10:16 AM Jan 20, 1995

WTO HEAD ISSUE TO FIGURE IN US-EU TALKS

Geneva 20 Jan (Chakravarthi Raghavan) -- The focus in the race to the top job at the World Trade Organization shifts to Washington and the US-EU bilateral ministerial meeting on trade next week, trade diplomats in Geneva reported Thursday.

The Korean foreign minister, as also the Korean candidate Kim Chul-Su, are also due in Washington where the United States Trade Representative might raise the issue.

The former Mexican President, Carlos Salinas de Gortari, in a visit to Geneva had a series of meetings with groups of GATT/WTO diplomats where he outlined his views and philosophy, and responded to some of the questions raised, and why he was seeking the job of the WTO Director-General.

At the end of the day, the United States and some of the Latin missions to the GATT, hosted a reception for Salinas whose candidacy is officially backed by the United States and the Group of Latin American and Caribbean nations.

In the five meetings he had with groups of country representatives, and in his dialogue with them, Salinas presented himself as a candidate from the South who wants to and can build non-confrontational bridges to the North and making trade the engine of growth and development.

Unfazed by the Mexican crisis, and the criticisms against him back home, Salinas himself reportedly brought up the issue, to make the point it was a financial crisis that was being solved without recourse to protectionism and that it stressed the need to transform international institutions related to trade.

In his five sessions with groups of diplomats, he also answered some questions to make a number of points:

* The question of new issues and the future agenda of the WTO was something for the Contracting Parties to decide. But the WTO already has much unfinished business and heavy agenda, and bringing new issues would overload the agenda and strain it.

* The WTO was a rule-based trade system, where everyone big or small had to obey the rules. This should be strengthened and upheld.

To questions about the implementation legislation in some majors being contrary to the WTO rules, Salinas while critical was reportedly somewhat vague in replying to questions about the US planned review process over WTO panel rulings and the threats of withdrawals.

* On the differing roles of the WTO head and his experience as Mexican President where he decided policy for others to carry out, Salinas reportedly made the point that in politics, ninety percent of the time one built up consensus and only in ten percent of cases in Mexico he had to look at different options and give a decision. He saw his role as head of the WTO in promoting consensus.

* As for regional agreements and blocs, Salinas saw no contradiction between them and the WTO global trade system, so long as the regional blocks were not inward-looking.
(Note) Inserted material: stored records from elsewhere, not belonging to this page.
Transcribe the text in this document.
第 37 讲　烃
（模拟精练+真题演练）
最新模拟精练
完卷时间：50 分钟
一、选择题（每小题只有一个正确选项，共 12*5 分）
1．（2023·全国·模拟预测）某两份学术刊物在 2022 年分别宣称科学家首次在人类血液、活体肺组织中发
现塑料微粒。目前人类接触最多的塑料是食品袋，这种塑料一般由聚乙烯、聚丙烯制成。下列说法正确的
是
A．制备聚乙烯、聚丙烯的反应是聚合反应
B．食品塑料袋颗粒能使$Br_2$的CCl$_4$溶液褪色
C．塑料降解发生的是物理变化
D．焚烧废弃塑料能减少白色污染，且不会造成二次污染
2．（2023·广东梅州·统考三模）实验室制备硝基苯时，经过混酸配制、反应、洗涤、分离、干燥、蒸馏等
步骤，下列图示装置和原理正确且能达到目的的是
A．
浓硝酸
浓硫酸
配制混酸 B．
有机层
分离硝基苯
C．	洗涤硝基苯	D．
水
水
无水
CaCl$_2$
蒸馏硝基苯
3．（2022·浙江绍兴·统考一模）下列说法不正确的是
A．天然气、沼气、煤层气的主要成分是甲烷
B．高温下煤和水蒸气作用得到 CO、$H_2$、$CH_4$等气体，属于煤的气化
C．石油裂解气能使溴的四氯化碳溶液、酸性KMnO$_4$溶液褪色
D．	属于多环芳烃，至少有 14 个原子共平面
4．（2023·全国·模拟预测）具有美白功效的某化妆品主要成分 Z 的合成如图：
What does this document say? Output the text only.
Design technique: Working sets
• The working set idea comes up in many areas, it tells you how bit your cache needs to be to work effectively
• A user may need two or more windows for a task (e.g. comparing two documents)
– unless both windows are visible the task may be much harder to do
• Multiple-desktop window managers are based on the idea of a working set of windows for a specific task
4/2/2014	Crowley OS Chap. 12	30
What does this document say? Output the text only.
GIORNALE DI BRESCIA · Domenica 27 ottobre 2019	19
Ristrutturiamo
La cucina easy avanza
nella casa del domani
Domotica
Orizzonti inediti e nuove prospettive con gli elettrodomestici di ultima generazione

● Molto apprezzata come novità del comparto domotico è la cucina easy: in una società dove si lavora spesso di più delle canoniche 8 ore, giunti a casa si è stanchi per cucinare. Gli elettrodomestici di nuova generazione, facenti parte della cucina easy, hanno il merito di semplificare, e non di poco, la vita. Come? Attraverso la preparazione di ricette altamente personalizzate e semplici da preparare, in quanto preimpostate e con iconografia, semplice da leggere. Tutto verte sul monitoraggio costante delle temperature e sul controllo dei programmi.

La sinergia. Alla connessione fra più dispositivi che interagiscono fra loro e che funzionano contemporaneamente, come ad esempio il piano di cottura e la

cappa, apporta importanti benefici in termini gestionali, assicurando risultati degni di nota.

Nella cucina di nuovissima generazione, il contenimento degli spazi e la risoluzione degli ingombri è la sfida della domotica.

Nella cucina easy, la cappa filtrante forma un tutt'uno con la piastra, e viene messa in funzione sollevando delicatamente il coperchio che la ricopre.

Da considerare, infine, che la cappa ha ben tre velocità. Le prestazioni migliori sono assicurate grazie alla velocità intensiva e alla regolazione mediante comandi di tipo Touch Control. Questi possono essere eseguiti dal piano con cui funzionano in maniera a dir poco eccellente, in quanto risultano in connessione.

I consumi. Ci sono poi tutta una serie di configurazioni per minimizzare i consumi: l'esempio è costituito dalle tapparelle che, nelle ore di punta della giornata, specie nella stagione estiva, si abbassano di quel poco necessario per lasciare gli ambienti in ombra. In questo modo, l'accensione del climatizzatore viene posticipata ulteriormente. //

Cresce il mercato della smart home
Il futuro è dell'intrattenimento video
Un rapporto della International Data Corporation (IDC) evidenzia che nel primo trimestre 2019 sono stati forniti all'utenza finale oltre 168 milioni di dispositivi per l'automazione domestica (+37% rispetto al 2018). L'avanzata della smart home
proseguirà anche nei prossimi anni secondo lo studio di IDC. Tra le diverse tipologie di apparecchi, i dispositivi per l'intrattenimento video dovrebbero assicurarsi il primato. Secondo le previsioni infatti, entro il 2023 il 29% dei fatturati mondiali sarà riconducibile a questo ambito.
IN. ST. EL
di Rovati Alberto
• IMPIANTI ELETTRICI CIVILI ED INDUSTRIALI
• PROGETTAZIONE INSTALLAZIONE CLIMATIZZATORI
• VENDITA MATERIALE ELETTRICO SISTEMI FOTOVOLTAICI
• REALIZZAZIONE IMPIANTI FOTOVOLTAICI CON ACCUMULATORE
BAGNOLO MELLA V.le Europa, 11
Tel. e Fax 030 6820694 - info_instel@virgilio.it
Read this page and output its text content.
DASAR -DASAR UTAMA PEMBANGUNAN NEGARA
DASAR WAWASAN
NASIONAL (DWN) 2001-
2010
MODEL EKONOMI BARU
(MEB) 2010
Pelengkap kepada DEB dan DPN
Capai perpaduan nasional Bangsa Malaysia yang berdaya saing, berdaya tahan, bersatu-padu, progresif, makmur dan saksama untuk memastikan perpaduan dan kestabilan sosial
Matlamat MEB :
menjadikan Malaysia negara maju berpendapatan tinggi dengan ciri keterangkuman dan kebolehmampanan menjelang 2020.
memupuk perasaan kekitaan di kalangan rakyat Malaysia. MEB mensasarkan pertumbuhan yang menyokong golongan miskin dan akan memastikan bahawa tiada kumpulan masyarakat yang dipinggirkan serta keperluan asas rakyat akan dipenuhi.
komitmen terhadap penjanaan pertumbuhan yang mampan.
* Salinas was opposed to establishing in the WTO any trade-social standards link. He was however in favour of WTO discussion of migration issues in terms of factor movements and links to trade.

Trade diplomats who met him, whether supporters of his candidacy or supporters of other candidates, reported that they had been "impressed" by Salinas and found him to have briefed himself well to deal with the issues in a confident way, even if his answers seemed at times to be general and aimed at pleasing everyone.

The diplomats however said the visit, like the visits earlier of his two rivals -- Kim Chul-Su of Korea and Renato Ruggiero of Italy -- has not resolved the deadlock among the three.

The key to a consensus decision, some of the diplomats, lay with the US and the EU reaching an understanding on a common choice.

Before the Salinas' visit, and in the aftermath of the Mexican crisis, trade diplomats here had thought that some way would be found to enable Salinas to withdraw with grace. But after Thursday's meeting many felt he was seriously in the race and that the US, even after the Mexican crisis, is backing him.

In this situation, unless the other two candidates give way, it is difficult to see how the deadlock can be resolved and a consensus decision reached by the target date of 15 February, they said.

Some thought that the US might renew its attempt to get Kim to withdraw and persuade the Asians who are solidly backing him to throw their support behind Salinas, to force a Ruggiero withdrawal.

EU sources, after the Salinas meetings here (in some of which the EU member-country diplomats were there), privately said that if it appeared at the Washington meeting next week (where French Foreign Minister Alan Juppe would be present -- France is occupying the EU presidency -- with Leon Brittan, the EU's Commissioner for GATT), if the US did not withdraw its support for Salinas and persuade him to withdraw, there would be a complete deadlock and search made for a new candidate.

The EU source did not see the US or EU giving way, and in such a situation, all the three candidates would have to be jettisoned for lack of consensus, and there would have to be a search for a new choice that would be acceptable to both EU and US and others.

There are some Europeans who see the EU making a pitch for Leon Brittan himself. But whether he will be acceptable to the US, Japan and the major Third World nations is not clear.